Cybersecurity Requirements for Non-Government Agencies in Taiwan

Implementation of Corrective Measures

In Taiwan, non-government agencies are required to implement corrective measures within a specified period of time by the central government authority in charge of their industry under specific circumstances. These circumstances include:

• Failure to develop or implement a cybersecurity maintenance plan
• Failing to report on the progress of implementing cybersecurity plans or violating reporting requirements
• Not submitting an improvement report following audit instructions, or failing to comply with regulations for submitting reports
• Not setting up a notification and response mechanism for cybersecurity incidents, or failing to comply with necessary matters
• Failing to submit a report of investigation, reaction, and improvement on cybersecurity incidents, or failing to comply with reporting requirements
• Failure to comply with report requirements

Consequences of Non-Compliance

In cases where non-government agencies fail to take appropriate security measures to protect personal data or fail to inform affected data subjects, the competent authority may require the agency to implement corrective measures within a specified period.
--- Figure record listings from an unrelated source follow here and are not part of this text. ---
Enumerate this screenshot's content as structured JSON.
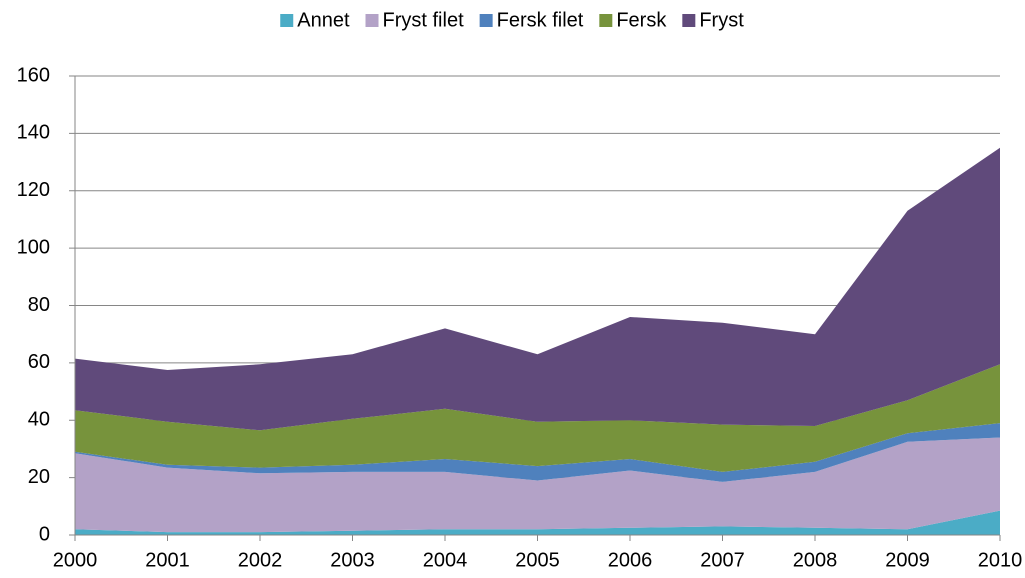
{
  "chart_data": {
    "type": "stacked_area",
    "x": [
      2000,
      2001,
      2002,
      2003,
      2004,
      2005,
      2006,
      2007,
      2008,
      2009,
      2010
    ],
    "xlim": [
      2000,
      2010
    ],
    "xticks": [
      2000,
      2001,
      2002,
      2003,
      2004,
      2005,
      2006,
      2007,
      2008,
      2009,
      2010
    ],
    "ylim": [
      0,
      160
    ],
    "yticks": [
      0,
      20,
      40,
      60,
      80,
      100,
      120,
      140,
      160
    ],
    "grid": true,
    "legend": "top",
    "series": [
      {
        "name": "Annet",
        "color": "#4bacc6",
        "values": [
          2,
          1,
          1,
          1.5,
          2,
          2,
          2.5,
          3,
          2.5,
          2,
          8.5
        ]
      },
      {
        "name": "Fryst filet",
        "color": "#b3a2c7",
        "values": [
          26.5,
          22.5,
          20.5,
          20.5,
          20,
          17,
          20,
          15.5,
          19.5,
          30.5,
          25.5
        ]
      },
      {
        "name": "Fersk filet",
        "color": "#4f81bd",
        "values": [
          0.5,
          1,
          2,
          2.5,
          4.5,
          5,
          4,
          3.5,
          3.5,
          3,
          5
        ]
      },
      {
        "name": "Fersk",
        "color": "#77933c",
        "values": [
          14.5,
          15,
          13,
          16,
          17.5,
          15.5,
          13.5,
          16.5,
          12.5,
          11.5,
          20.5
        ]
      },
      {
        "name": "Fryst",
        "color": "#604a7b",
        "values": [
          18,
          18,
          23,
          22.5,
          28,
          23.5,
          36,
          35.5,
          32,
          66,
          75.5
        ]
      }
    ]
  }
}
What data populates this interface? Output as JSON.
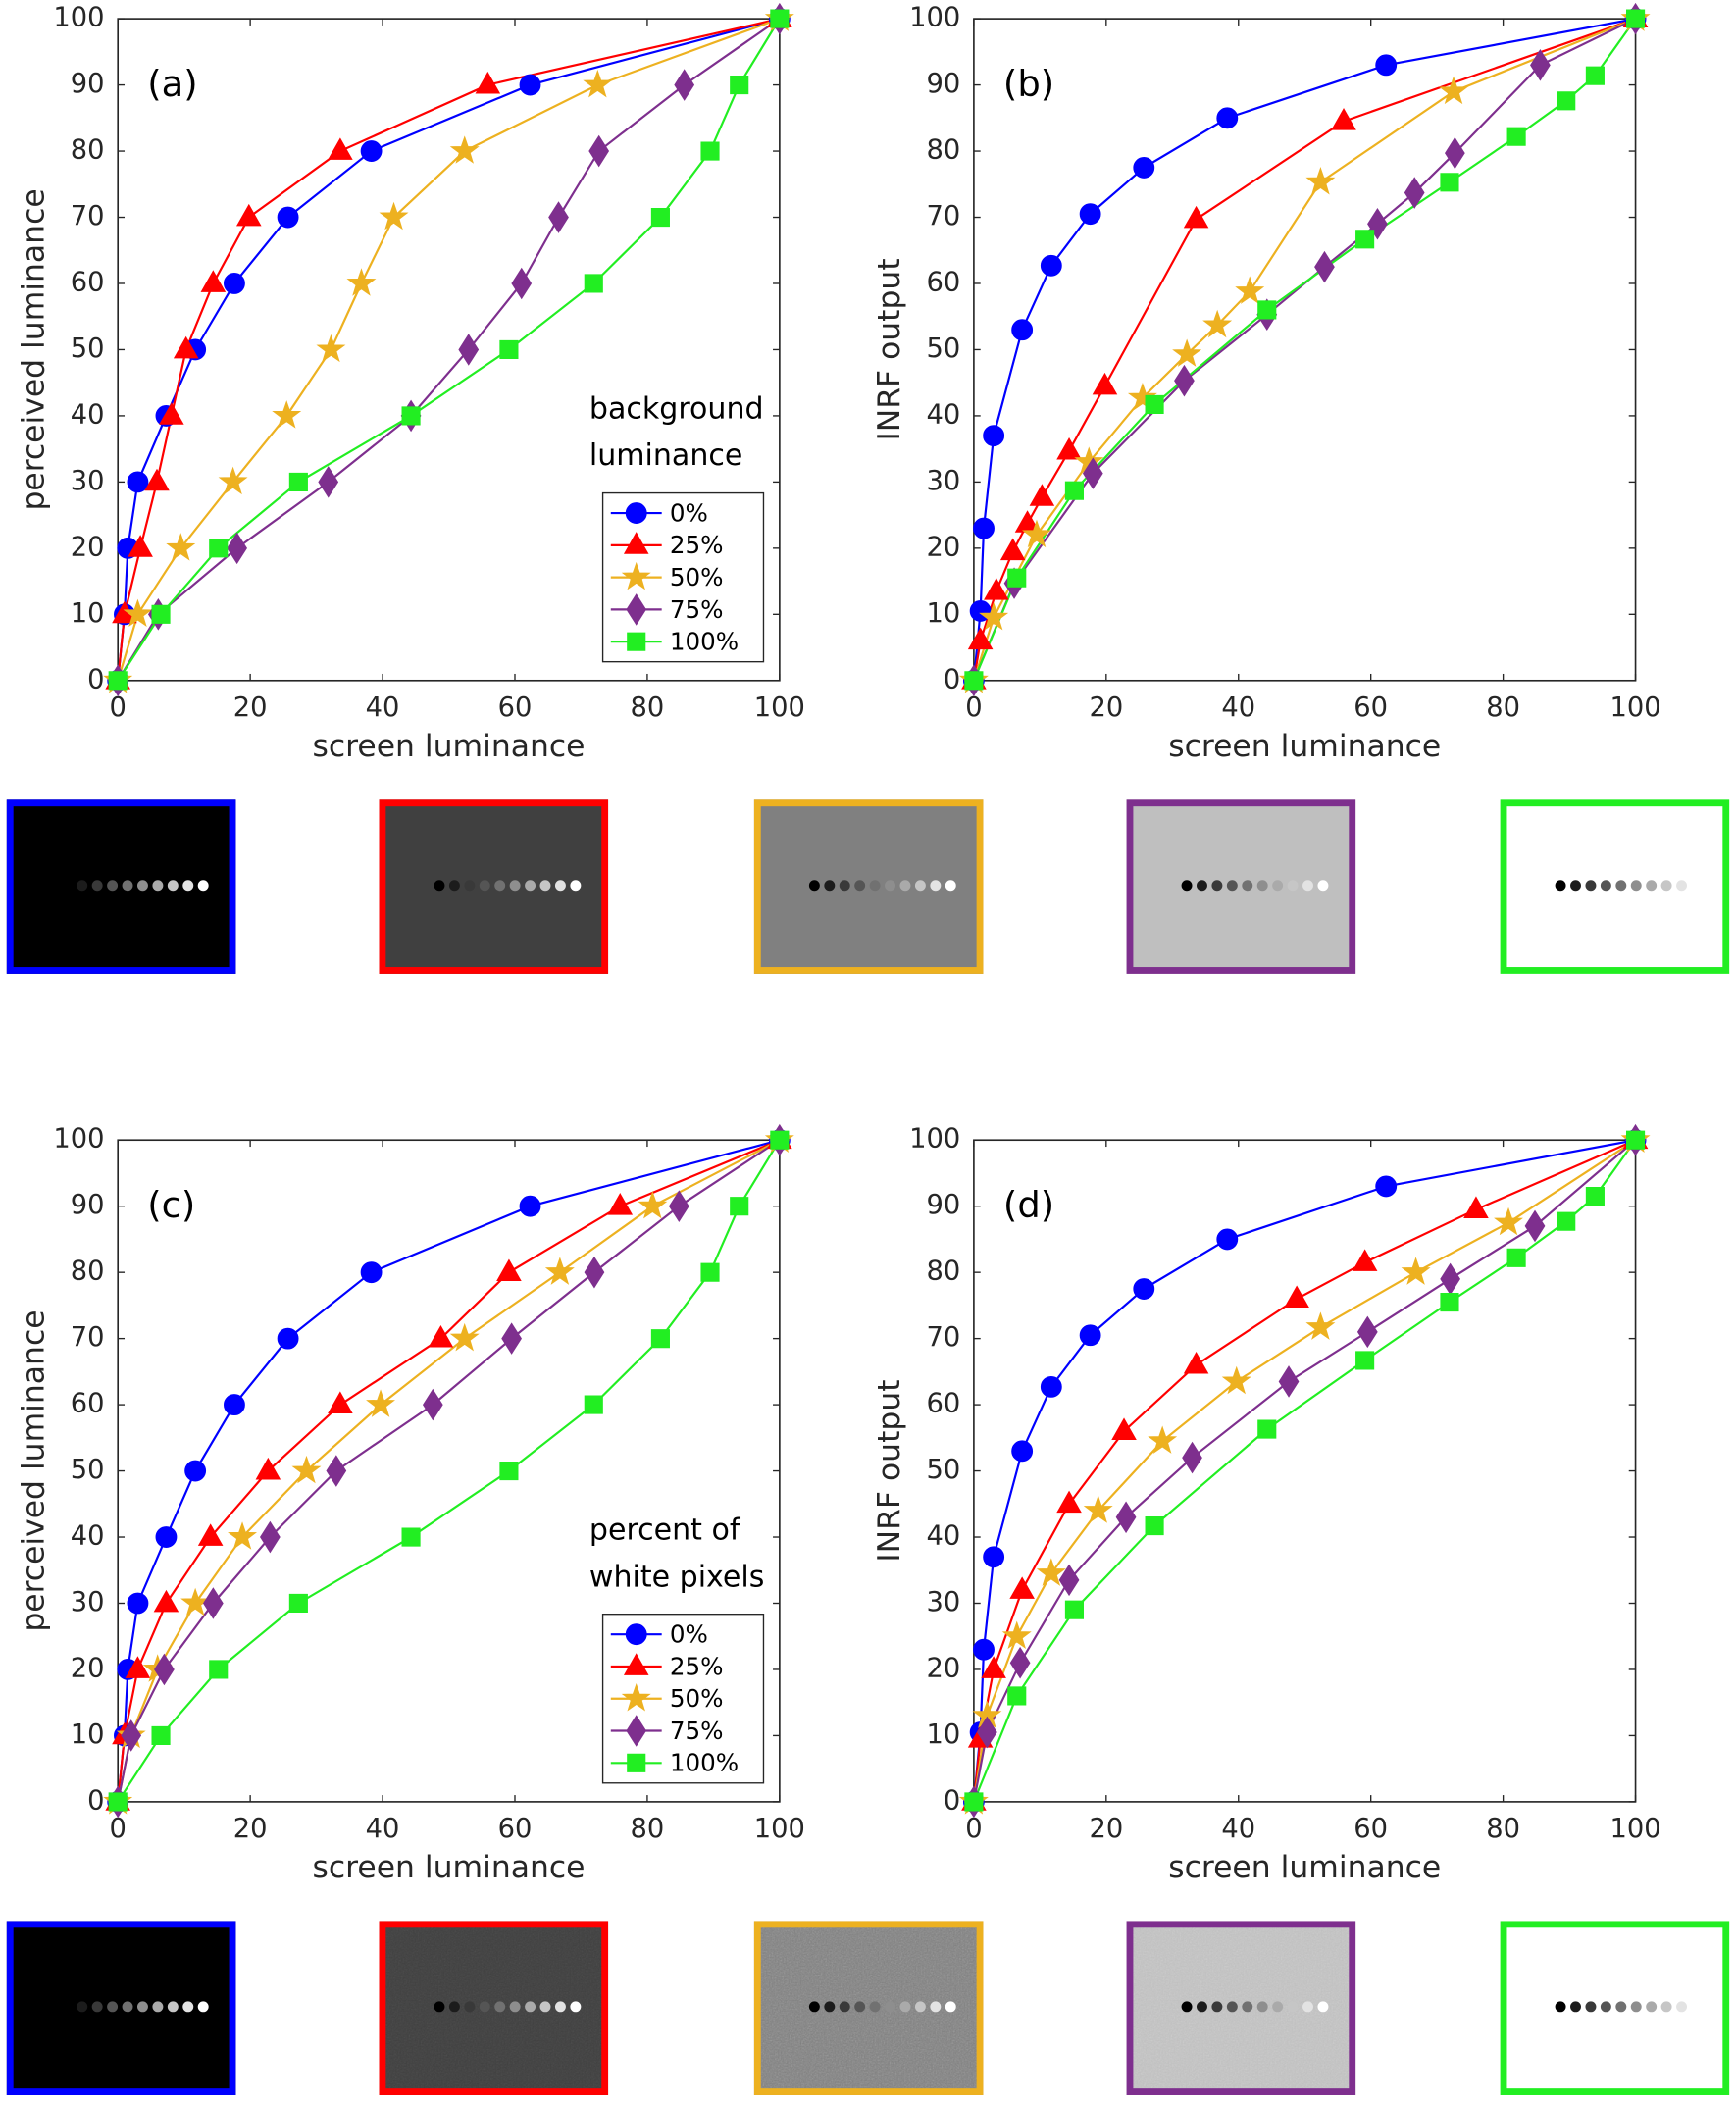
{
  "chart_data": [
    {
      "type": "line",
      "label": "(a)",
      "xlabel": "screen luminance",
      "ylabel": "perceived luminance",
      "xlim": [
        0,
        100
      ],
      "ylim": [
        0,
        100
      ],
      "xticks": [
        0,
        20,
        40,
        60,
        80,
        100
      ],
      "yticks": [
        0,
        10,
        20,
        30,
        40,
        50,
        60,
        70,
        80,
        90,
        100
      ],
      "legend_title": [
        "background",
        "luminance"
      ],
      "legend": "lower right",
      "series": [
        {
          "name": "0%",
          "color": "#0000ff",
          "marker": "circle",
          "x": [
            0,
            1,
            1.5,
            3,
            7.3,
            11.7,
            17.6,
            25.7,
            38.3,
            62.3,
            100
          ],
          "values": [
            0,
            10,
            20,
            30,
            40,
            50,
            60,
            70,
            80,
            90,
            100
          ]
        },
        {
          "name": "25%",
          "color": "#ff0000",
          "marker": "triangle",
          "x": [
            0,
            1,
            3.4,
            5.9,
            8.1,
            10.3,
            14.4,
            19.8,
            33.6,
            55.9,
            100
          ],
          "values": [
            0,
            10,
            20,
            30,
            40,
            50,
            60,
            70,
            80,
            90,
            100
          ]
        },
        {
          "name": "50%",
          "color": "#edb120",
          "marker": "star",
          "x": [
            0,
            3,
            9.5,
            17.4,
            25.5,
            32.2,
            36.8,
            41.7,
            52.4,
            72.5,
            100
          ],
          "values": [
            0,
            10,
            20,
            30,
            40,
            50,
            60,
            70,
            80,
            90,
            100
          ]
        },
        {
          "name": "75%",
          "color": "#7e2f8e",
          "marker": "diamond",
          "x": [
            0,
            6.1,
            18,
            31.8,
            44.3,
            53,
            61,
            66.6,
            72.7,
            85.6,
            100
          ],
          "values": [
            0,
            10,
            20,
            30,
            40,
            50,
            60,
            70,
            80,
            90,
            100
          ]
        },
        {
          "name": "100%",
          "color": "#22ee22",
          "marker": "square",
          "x": [
            0,
            6.5,
            15.2,
            27.3,
            44.3,
            59.1,
            71.9,
            82,
            89.5,
            93.9,
            100
          ],
          "values": [
            0,
            10,
            20,
            30,
            40,
            50,
            60,
            70,
            80,
            90,
            100
          ]
        }
      ]
    },
    {
      "type": "line",
      "label": "(b)",
      "xlabel": "screen luminance",
      "ylabel": "INRF output",
      "xlim": [
        0,
        100
      ],
      "ylim": [
        0,
        100
      ],
      "xticks": [
        0,
        20,
        40,
        60,
        80,
        100
      ],
      "yticks": [
        0,
        10,
        20,
        30,
        40,
        50,
        60,
        70,
        80,
        90,
        100
      ],
      "series": [
        {
          "color": "#0000ff",
          "marker": "circle",
          "x": [
            0,
            1,
            1.5,
            3,
            7.3,
            11.7,
            17.6,
            25.7,
            38.3,
            62.3,
            100
          ],
          "values": [
            0,
            10.5,
            23,
            37,
            53,
            62.7,
            70.5,
            77.5,
            85,
            93,
            100
          ]
        },
        {
          "color": "#ff0000",
          "marker": "triangle",
          "x": [
            0,
            1,
            3.4,
            5.9,
            8.1,
            10.3,
            14.4,
            19.8,
            33.6,
            55.9,
            100
          ],
          "values": [
            0,
            6,
            13.5,
            19.5,
            23.7,
            27.7,
            34.7,
            44.5,
            69.7,
            84.5,
            100
          ]
        },
        {
          "color": "#edb120",
          "marker": "star",
          "x": [
            0,
            3,
            9.5,
            17.4,
            25.5,
            32.2,
            36.8,
            41.7,
            52.4,
            72.5,
            100
          ],
          "values": [
            0,
            9.5,
            22,
            33,
            42.7,
            49.3,
            53.7,
            58.8,
            75.3,
            89,
            100
          ]
        },
        {
          "color": "#7e2f8e",
          "marker": "diamond",
          "x": [
            0,
            6.1,
            18,
            31.8,
            44.3,
            53,
            61,
            66.6,
            72.7,
            85.6,
            100
          ],
          "values": [
            0,
            14.7,
            31.3,
            45.3,
            55.3,
            62.5,
            69,
            73.7,
            79.7,
            93,
            100
          ]
        },
        {
          "color": "#22ee22",
          "marker": "square",
          "x": [
            0,
            6.5,
            15.2,
            27.3,
            44.3,
            59.1,
            71.9,
            82,
            89.5,
            93.9,
            100
          ],
          "values": [
            0,
            15.5,
            28.7,
            41.7,
            56,
            66.7,
            75.3,
            82.2,
            87.6,
            91.4,
            100
          ]
        }
      ]
    },
    {
      "type": "line",
      "label": "(c)",
      "xlabel": "screen luminance",
      "ylabel": "perceived luminance",
      "xlim": [
        0,
        100
      ],
      "ylim": [
        0,
        100
      ],
      "xticks": [
        0,
        20,
        40,
        60,
        80,
        100
      ],
      "yticks": [
        0,
        10,
        20,
        30,
        40,
        50,
        60,
        70,
        80,
        90,
        100
      ],
      "legend_title": [
        "percent of",
        "white pixels"
      ],
      "legend": "lower right",
      "series": [
        {
          "name": "0%",
          "color": "#0000ff",
          "marker": "circle",
          "x": [
            0,
            1,
            1.5,
            3,
            7.3,
            11.7,
            17.6,
            25.7,
            38.3,
            62.3,
            100
          ],
          "values": [
            0,
            10,
            20,
            30,
            40,
            50,
            60,
            70,
            80,
            90,
            100
          ]
        },
        {
          "name": "25%",
          "color": "#ff0000",
          "marker": "triangle",
          "x": [
            0,
            1,
            3,
            7.3,
            14,
            22.7,
            33.6,
            48.8,
            59.1,
            75.9,
            100
          ],
          "values": [
            0,
            10,
            20,
            30,
            40,
            50,
            60,
            70,
            80,
            90,
            100
          ]
        },
        {
          "name": "50%",
          "color": "#edb120",
          "marker": "star",
          "x": [
            0,
            2,
            6,
            11.7,
            18.8,
            28.5,
            39.7,
            52.4,
            66.8,
            80.8,
            100
          ],
          "values": [
            0,
            10,
            20,
            30,
            40,
            50,
            60,
            70,
            80,
            90,
            100
          ]
        },
        {
          "name": "75%",
          "color": "#7e2f8e",
          "marker": "diamond",
          "x": [
            0,
            2,
            7,
            14.4,
            23,
            33,
            47.6,
            59.5,
            72,
            84.8,
            100
          ],
          "values": [
            0,
            10,
            20,
            30,
            40,
            50,
            60,
            70,
            80,
            90,
            100
          ]
        },
        {
          "name": "100%",
          "color": "#22ee22",
          "marker": "square",
          "x": [
            0,
            6.5,
            15.2,
            27.3,
            44.3,
            59.1,
            71.9,
            82,
            89.5,
            93.9,
            100
          ],
          "values": [
            0,
            10,
            20,
            30,
            40,
            50,
            60,
            70,
            80,
            90,
            100
          ]
        }
      ]
    },
    {
      "type": "line",
      "label": "(d)",
      "xlabel": "screen luminance",
      "ylabel": "INRF output",
      "xlim": [
        0,
        100
      ],
      "ylim": [
        0,
        100
      ],
      "xticks": [
        0,
        20,
        40,
        60,
        80,
        100
      ],
      "yticks": [
        0,
        10,
        20,
        30,
        40,
        50,
        60,
        70,
        80,
        90,
        100
      ],
      "series": [
        {
          "color": "#0000ff",
          "marker": "circle",
          "x": [
            0,
            1,
            1.5,
            3,
            7.3,
            11.7,
            17.6,
            25.7,
            38.3,
            62.3,
            100
          ],
          "values": [
            0,
            10.5,
            23,
            37,
            53,
            62.7,
            70.5,
            77.5,
            85,
            93,
            100
          ]
        },
        {
          "color": "#ff0000",
          "marker": "triangle",
          "x": [
            0,
            1,
            3,
            7.3,
            14.4,
            22.7,
            33.6,
            48.8,
            59.1,
            75.9,
            100
          ],
          "values": [
            0,
            9.5,
            20,
            32,
            45,
            56,
            66,
            76,
            81.5,
            89.5,
            100
          ]
        },
        {
          "color": "#edb120",
          "marker": "star",
          "x": [
            0,
            2,
            6.5,
            11.7,
            18.8,
            28.5,
            39.7,
            52.4,
            66.8,
            80.8,
            100
          ],
          "values": [
            0,
            13,
            25,
            34.5,
            44,
            54.5,
            63.5,
            71.7,
            80,
            87.5,
            100
          ]
        },
        {
          "color": "#7e2f8e",
          "marker": "diamond",
          "x": [
            0,
            2,
            7,
            14.4,
            23,
            33,
            47.6,
            59.5,
            72,
            84.8,
            100
          ],
          "values": [
            0,
            10.5,
            21,
            33.5,
            43,
            52,
            63.5,
            71,
            79,
            87,
            100
          ]
        },
        {
          "color": "#22ee22",
          "marker": "square",
          "x": [
            0,
            6.5,
            15.2,
            27.3,
            44.3,
            59.1,
            71.9,
            82,
            89.5,
            93.9,
            100
          ],
          "values": [
            0,
            16,
            29,
            41.7,
            56.3,
            66.7,
            75.5,
            82.2,
            87.7,
            91.5,
            100
          ]
        }
      ]
    }
  ]
}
If improvements are not done as required, the agency may be imposed with a fine of NT$20,000 to NT$200,000 for each offense.

Authorized Measures to Protect IT Systems

Organizations in Taiwan are permitted to use specific measures to protect their IT systems, including:

• Honeypots: digital traps designed to trick cyber threat actors into taking action against a synthetic network
• Sinkholes: measures to re-direct malicious traffic away from an organization’s own IP addresses and servers

However, the use of beacons is not explicitly allowed or limited by laws in Taiwan. If used to collect personal data, such as IP addresses, the purpose of collection will be considered, and if deemed unjustifiable, may constitute an offense.